Sebelum berangkat ke Madinah, Ahmad pernah ‘mampir’ selama sepuluh bulan (kurang beberapa hari) di sebuah kota kecil di Propinsi Al Qassim, Saudi Arabia. Kota itu namanya ‘Unaizah. Kota asal ulama legendaris Najed yang namanya tak asing di telinga kita… Ya, dari sanalah terlahir Asy Syaikh Al ‘Allaamah, Abdurrahman bin Naashir As Sa’di. Seorang mufassir nan faqieh yang karya-karyanya demikian terkenal. Di kota itu pula terlahir ulama besar lainnya yang notabene adalah murid beliau, yaitu Asy Syaikh Al ‘Allaamah, Muhammad bin Shalih Al ‘Utsaimin, rahimahumullah jami’an.

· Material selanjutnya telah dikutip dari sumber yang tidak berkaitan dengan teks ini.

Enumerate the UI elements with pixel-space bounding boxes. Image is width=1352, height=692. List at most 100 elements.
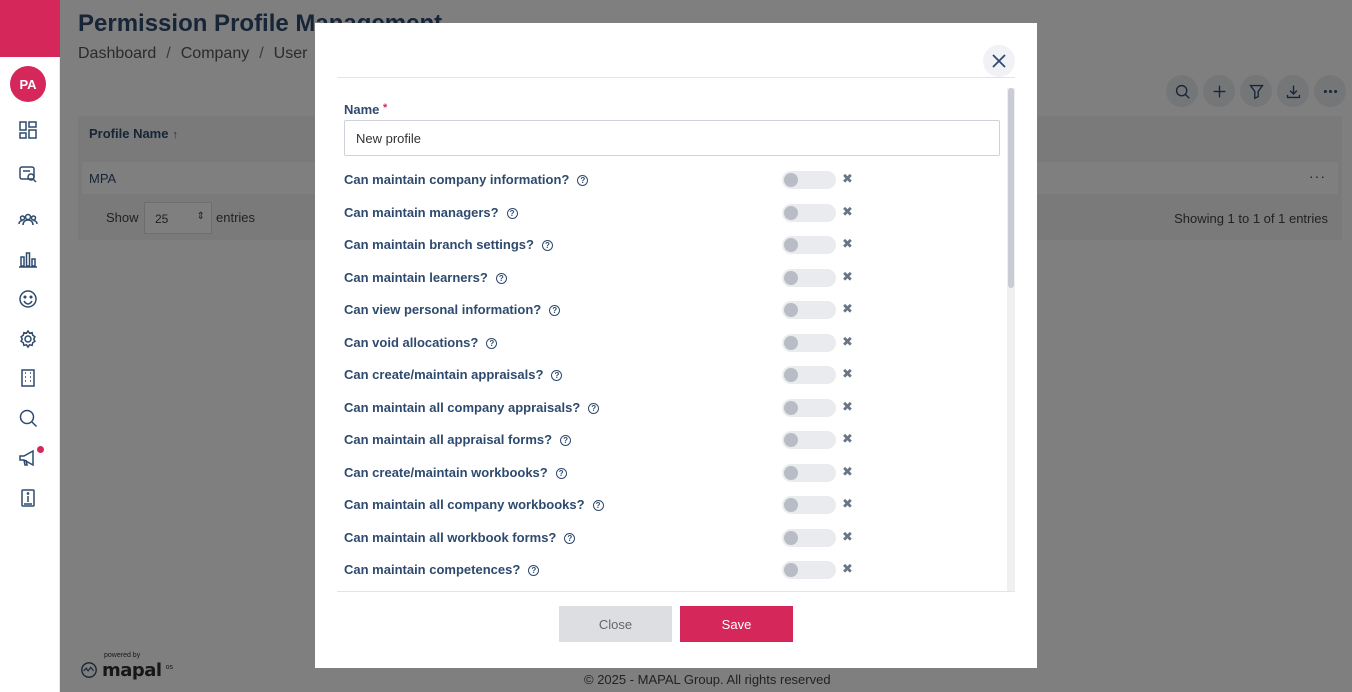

Keberangkatan Ahmad ke ‘Unaizah sebetulnya lebih mirip dengan ‘pelarian’, karena bosan menggantungkan nasib di Jami’ah Islamiyyah Madinah (Bukan Jama’ah Islamiyyah lho !). Ahmad selama dua tahun ini sudah berusaha mendaftar dua kali, dan selalu gagal… Dua tahun berlalu tanpa ada ketentuan hendak kemana Ahmad akan melanjutkan studinya. Ahmad demikian tertarik untuk belajar ilmu-ilmu agama, akan tetapi background pendidikan SMP dan SMA-nya selama ini betul-betul kurang mendukungnya untuk bersaing dengan anak-anak Ma’had… apalagi ketika itu sistem keikutsertaan di Daurah Masyayikh Madinah, harus berdasarkan undangan yang dikirim dari pihak penyelenggara kepada ma’had-ma’had tertentu agar mengirimkan calon mereka untuk ikut serta di Dauroh. Dalam hati Ahmad berkata: “Memang siapa yang bakal melayangkan undangan ke SMA 3 ??” SMA yang terkenal dengan banyaknya siswa-siswi keturunan Tionghoa itu… SMA yg konon menempati peringkat pertama se-Kodya Solo selama bertahun-tahun…
Karenanya, usaha Ahmad untuk ikut serta dalam daurah selama dua tahun tersebut selalu tak berhasil. Paling banter ia hanya bisa ikut muqobalah saja… maksudnya, wawancara dengan salah seorang syaikh/dosen yang akan melayangkan sejumlah pertanyaan sesuai selera mereka… lalu menilai jawaban kita, dan selanjutnya… menunggu nasib.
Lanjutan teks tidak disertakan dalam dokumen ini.